2022年6月6日の講演での黒田東彦日銀総裁の「インフレ許容度」発言である。黒田総裁の発言は、東京大学の渡辺努教授が実施したアンケート調査(5カ国の家計を対象としたインフレ予想調査)を根拠にしたものだ。
「なじみの店でなじみの商品の値段が10%上がったときにどうするか」との問いに対し、「値上げを受け入れ、その店でそのまま買う」との回答が、2022年4月調査では前回調査(21年8月)より増えたことを紹介。
この結果から、総裁は「ひとつの仮説として、コロナ禍における行動制限下で蓄積した『強制貯蓄』が、家計の値上げ許容度の改善につながっている可能性があります」と指摘したのだ。

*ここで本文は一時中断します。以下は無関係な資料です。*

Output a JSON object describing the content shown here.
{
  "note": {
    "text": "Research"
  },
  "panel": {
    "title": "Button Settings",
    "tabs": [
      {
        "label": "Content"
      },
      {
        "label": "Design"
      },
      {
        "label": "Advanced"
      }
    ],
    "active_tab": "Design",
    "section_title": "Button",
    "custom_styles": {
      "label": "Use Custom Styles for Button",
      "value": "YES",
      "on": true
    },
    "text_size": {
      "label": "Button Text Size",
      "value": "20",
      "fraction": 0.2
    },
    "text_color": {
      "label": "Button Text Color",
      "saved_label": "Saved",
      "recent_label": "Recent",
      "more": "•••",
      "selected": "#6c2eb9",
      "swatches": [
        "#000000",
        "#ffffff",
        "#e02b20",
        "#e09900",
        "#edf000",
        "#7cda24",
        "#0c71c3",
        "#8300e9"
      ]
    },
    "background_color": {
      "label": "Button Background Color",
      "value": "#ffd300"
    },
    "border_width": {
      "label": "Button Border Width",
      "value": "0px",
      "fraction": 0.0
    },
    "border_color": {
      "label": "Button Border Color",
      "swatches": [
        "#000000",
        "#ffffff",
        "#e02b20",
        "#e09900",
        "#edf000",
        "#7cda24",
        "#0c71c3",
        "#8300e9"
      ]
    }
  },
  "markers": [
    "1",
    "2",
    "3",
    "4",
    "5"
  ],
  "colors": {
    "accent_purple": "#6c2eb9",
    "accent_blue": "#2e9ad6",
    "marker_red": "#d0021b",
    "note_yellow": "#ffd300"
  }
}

講演のこのくだりについて、「日銀総裁が『家計の値上げ許容度も高まってきている』と発言した」と伝えられたのをきっかけに、ネットなどで「私は値上げを許容してはいない」など批判が強まり、ツイッターでも「#値上げ受け入れてません」というハッシュタグがトレンド入りした。
この結果、黒田総裁は「家計が苦渋の選択としてやむを得ず(値上げを)受け入れているということは十分認識している。家計の値上げ許容度が高まっているという表現は適切ではなかった」と謝罪し、発言を撤回する事態に追い込まれた。
「値上げ許容度」という言葉は、日銀内では以前からよく使われていたという。消費者が値上げを喜んで受け入れているという意味ではなく、値上げがあった時に、他の店で買ったり、購入をやめたりせずに、やむを得ず値上げを受け入れるという消費者行動を示すものだ。
だが、一般には「値上げ許容度」を聞くと、値上げを自主的に、前向きに受けいれているという印象を持つ人が多かったようだ。
このエピソードは『アステイオン』での経済学者の論考のように経済理論に踏み込んだものではないが、経済学で使う言葉と世間で使う言葉の常識のズレを示すもののひとつといえるだろう(さらには参議院議員選挙間近で物価高が争点化している環境下で、野党を中心に政治家がこの発言を問題視し大きくとりあげたという特殊事情もある)。